Grafsteen tussen de menigte
Nico Braeken had een café in de stad. Soms was het er zo stil als in een kerk. Nico was altijd ondergedompeld in lichte droefheid. Als je aan de bar zat en een praatje wilde maken, sloop hij wel even schuchter je kant uit, maar liever had hij dat je over je glas heen zwijgend naar de muur tuurde, zodat hij in zijn eigen wereld kon blijven en jij in de jouwe. Nico hoefde eigenlijk geen gasten, hij had aan zichzelf genoeg. Omdat ik in een café soms tot de praters, maar vaak ook tot de zwijgers behoor, kwam ik er graag. De vederlichte somberheid van Nico maakte zijn kroeg tot een oase te midden van de herriehoreca. Er kwamen veel journalisten en andere types met uitgesproken meningen die zich hier vrijuit aan hun twijfel en onzekerheid konden overgeven.

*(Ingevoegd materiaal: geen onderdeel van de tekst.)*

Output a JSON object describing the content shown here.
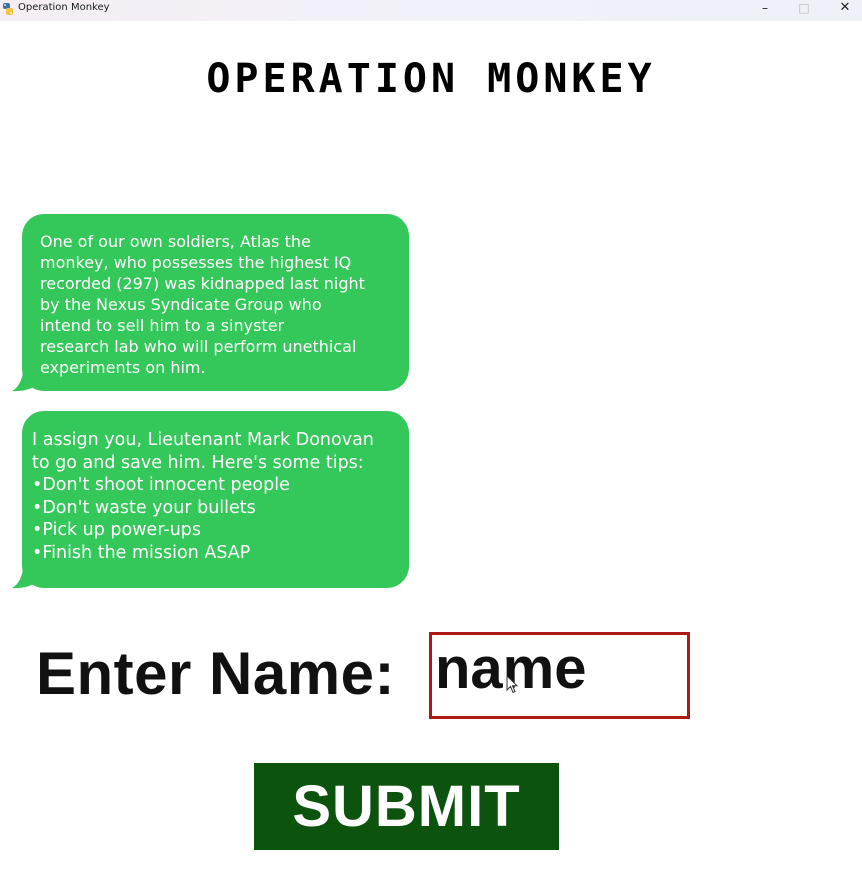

Liever had ik dit stukje in de tegenwoordige tijd geschreven. Maar al weer een tijd geleden hoorde ik dat hij dood was. Ik werd overvallen door spijt. Lang, te lang, was ik er al niet meer geweest. En de afgelopen dagen, met carnaval, schrijnde het verlies te meer. Zijn dichtgetimmerde kroeg lag als een grafsteen tussen de hossende menigte. Daar, daarbinnen stond hij tijdens de dolle dagen altijd een beetje hulpeloos te kijken te midden van de gekte, de Aswoensdag al op zijn gezicht.
Ik moest weten wat er was gebeurd en belde gisteren zijn vader. Nico stierf aan kanker, 54 jaar oud. ‘Hij was heel gevoelig, geen feestvierder’, zei vader. ‘Ik kreeg soms geen hoogte van hem. Dan zei ik: “Jongen hoe zit je toch in elkaar?”.’